Create a list of redirections from the old pages to the new ones.

Migrate content, page titles and meta descriptions for high-performing pages.

Update external backlinks where possible.

Monitor performance after launch (rankings, traffic, impressions).

Factoring in these five areas will ensure the main SEO points are covered.

6. Your website plan 

At this point, you should have a comprehensive but concise plan outlining what is needed on your new site. 

The plan should cover:

Existing rankings and traffic.

Goals for the project.

Customer segments.

Website structure and sitemap.

Page scoping.

SEO specifics (redirects, etc.).

Most people don’t do this.
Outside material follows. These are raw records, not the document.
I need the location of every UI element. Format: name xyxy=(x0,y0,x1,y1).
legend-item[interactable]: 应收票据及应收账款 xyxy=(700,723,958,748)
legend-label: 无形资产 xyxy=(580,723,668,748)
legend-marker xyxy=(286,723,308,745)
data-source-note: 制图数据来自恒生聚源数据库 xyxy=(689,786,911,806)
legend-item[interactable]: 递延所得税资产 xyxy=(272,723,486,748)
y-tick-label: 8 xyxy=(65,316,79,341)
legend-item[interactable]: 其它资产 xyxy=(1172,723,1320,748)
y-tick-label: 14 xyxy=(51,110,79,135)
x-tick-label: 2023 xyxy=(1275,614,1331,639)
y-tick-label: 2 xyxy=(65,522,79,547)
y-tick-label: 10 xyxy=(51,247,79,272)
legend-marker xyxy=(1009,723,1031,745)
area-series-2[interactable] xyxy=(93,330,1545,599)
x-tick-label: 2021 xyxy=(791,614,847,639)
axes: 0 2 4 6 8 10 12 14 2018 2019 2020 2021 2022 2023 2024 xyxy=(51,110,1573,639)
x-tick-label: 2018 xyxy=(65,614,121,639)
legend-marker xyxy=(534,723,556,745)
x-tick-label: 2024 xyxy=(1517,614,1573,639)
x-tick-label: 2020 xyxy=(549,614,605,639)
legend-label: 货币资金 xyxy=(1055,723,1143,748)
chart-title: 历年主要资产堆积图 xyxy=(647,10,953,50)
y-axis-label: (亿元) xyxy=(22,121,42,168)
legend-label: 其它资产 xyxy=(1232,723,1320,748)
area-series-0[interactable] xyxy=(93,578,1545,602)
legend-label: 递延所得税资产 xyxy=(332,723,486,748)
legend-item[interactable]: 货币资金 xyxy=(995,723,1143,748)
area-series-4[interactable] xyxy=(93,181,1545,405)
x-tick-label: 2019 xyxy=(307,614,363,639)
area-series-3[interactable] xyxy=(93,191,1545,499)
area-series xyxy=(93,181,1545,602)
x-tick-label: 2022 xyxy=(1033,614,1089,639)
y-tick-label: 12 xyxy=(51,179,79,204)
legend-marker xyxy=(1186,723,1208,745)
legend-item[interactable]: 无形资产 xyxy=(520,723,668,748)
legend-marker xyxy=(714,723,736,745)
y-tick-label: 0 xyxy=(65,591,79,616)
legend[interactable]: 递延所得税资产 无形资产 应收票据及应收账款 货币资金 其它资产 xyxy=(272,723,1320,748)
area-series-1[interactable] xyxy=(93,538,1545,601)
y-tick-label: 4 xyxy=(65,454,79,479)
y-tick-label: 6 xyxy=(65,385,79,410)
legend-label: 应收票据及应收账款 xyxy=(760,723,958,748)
They create a super skinny brief and leave it to the web developers. 

But the web developers don’t know your business, so you have to put in the work to ensure the new site retains and improves your SEO (while also hitting the likely myriad of other goals that trickle down from management to marketing). 

While it may seem like an additional step, planning will save you time, money and pain while improving your overall results – a win-win. 

In a nutshell, you will get better results by doing the research and planning work. 

Launch and beyond

The final aspects to consider are the monitoring of the launch and what your marketing and SEO KPIs are to measure results. 

We always expect some turbulence, but keeping a close eye on the Search Console and your KPIs will help you spot issues and squash them quickly. 

SEO-friendly website planning to retain and improve traffic

Most websites could be better planned.

If you follow the simple steps here, you will have done more pre-design planning than 99% of other website projects, which can help you join the 1% of companies that get all the results.

Ensure you understand what works currently and where you want to go. Weave that into the planning for your new site and prepare to fly high.